The program draws many applications but only selects around 10 to 15 candidates per year, Volk said, adding that it is intended to be a referral source for those who may come from a variety of diverse backgrounds — geographically, but also in terms of race, gender and ethnicity. 

"We need people who were not previously thinking of going down this career path to consider it, for us to be able to keep pace with the number of retirements going on,"  Volk said.

Firms that hire career changers could have the advantage of bringing on access to contacts in another industry, said recruiter Mark Elzweig of Mark Elzweig Company LTD. "This gives them a niche to cultivate for new clients. They also bring with them the maturity to engage older prospects with accumulated wealth." 

"They feel really well equipped to have a full career in this industry and are not just being thrown into it after a few months of training," Volk said of the program's success for trainee advisors. Those who are hired by a Baird team will be referred to FATP. 

FATP lasts five months and hires around 44 to 50 young advisors each year as essentially junior advisors on teams that select them after a rigorous two-month vetting process and sales skills test, Volk said.
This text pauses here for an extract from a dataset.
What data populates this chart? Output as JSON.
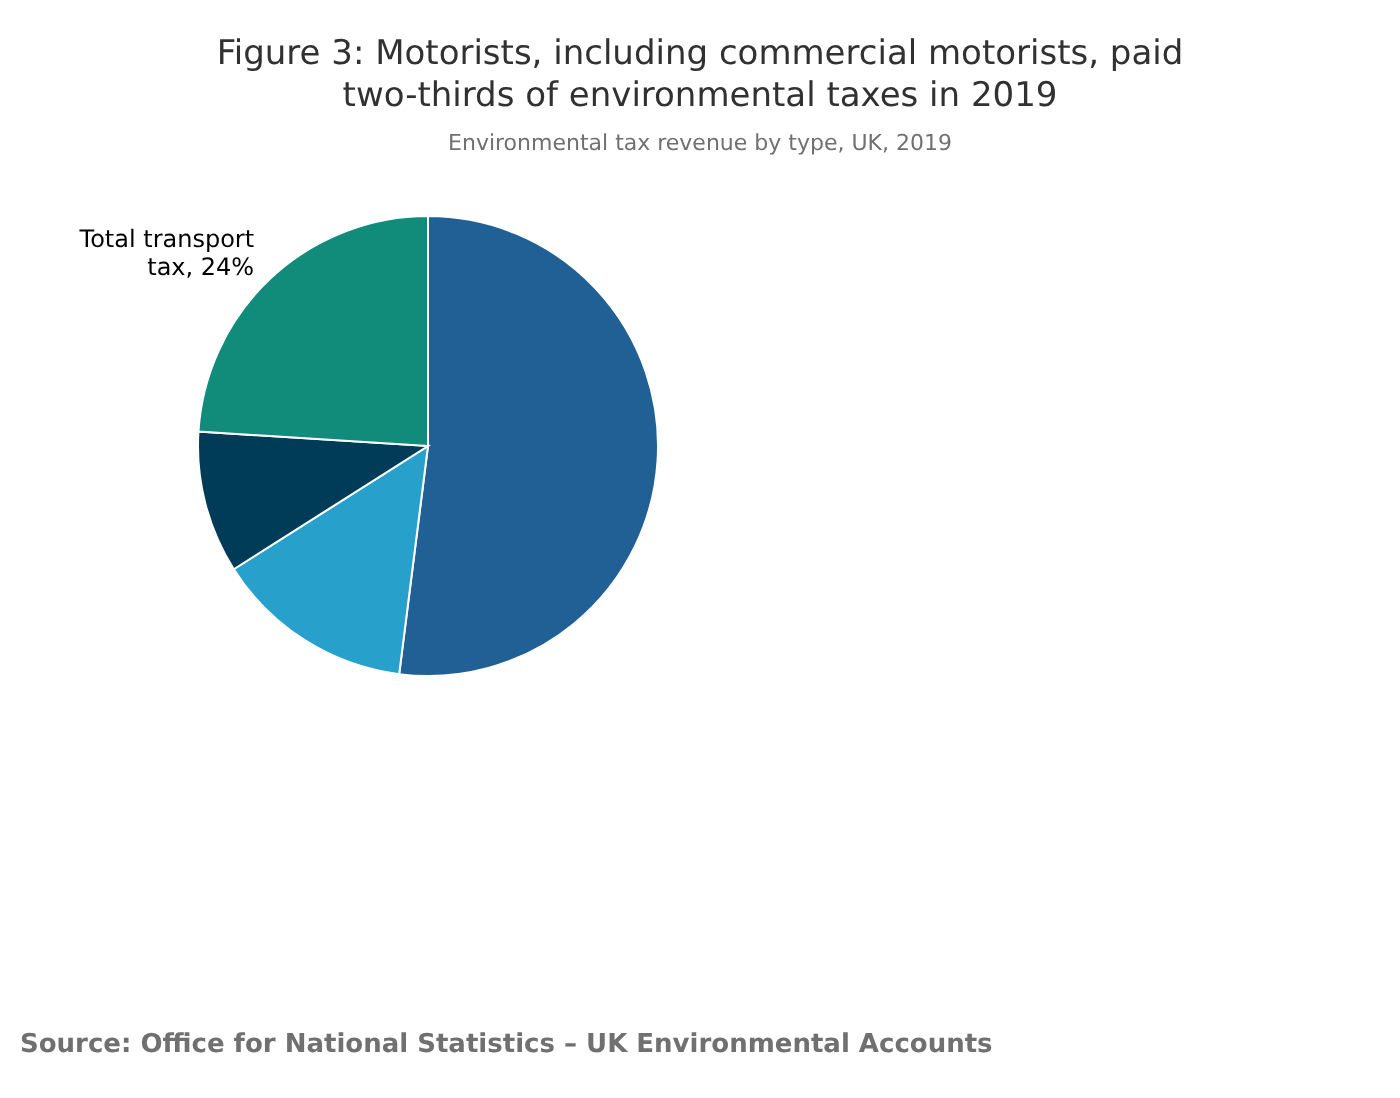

Participants receive workshops to understand their teams' goals and coaching to hold them accountable for those goals, while they work full-time on the team. 

Read more: How Citizens plans to take on the wealth industry after its hiring coup from First Republic

Most importantly, FATP participants get the benefit of a special due diligence process that Volk said is distinct among industry peers for its extensive dialogues and encouragement of full transparency from advisors' managers on what they're looking for — a process almost akin to "having a long counseling with a counselor before you get married," she laughed. 

So often, such relationships in the industry lack this critical getting-to-know-you period, Volk said. Even though a young advisor appears to be joining a team, the lack of communication and transparency on how to do their job might leave them feeling alone. "The reality is, there's nothing tying them to the team in anything other than title." 

A well-meaning manager might hesitate to tell new advisors what is expected of them, thinking for example that they won't need the advisor to win clients on their own. 

"But when push comes to shove," Volk said, firm partners often have unspoken expectations. They might realize, through Baird's due diligence conversations, that they actually would be disappointed if the junior advisors "don't bring in X amount of assets," for example. 

Or they might be at odds with a young advisor's vision of how compensation works, how many hours they should work or whether the job can be done remotely, among many other considerations. 

Many advisors who have gone through the process found it helpful to put "all the cards on the table" in this way, Volk said. 

When new advisors join teams in which they get mentorship and are clearly aligned with team goals, "their chances of success are much greater in this model," Elzweig said.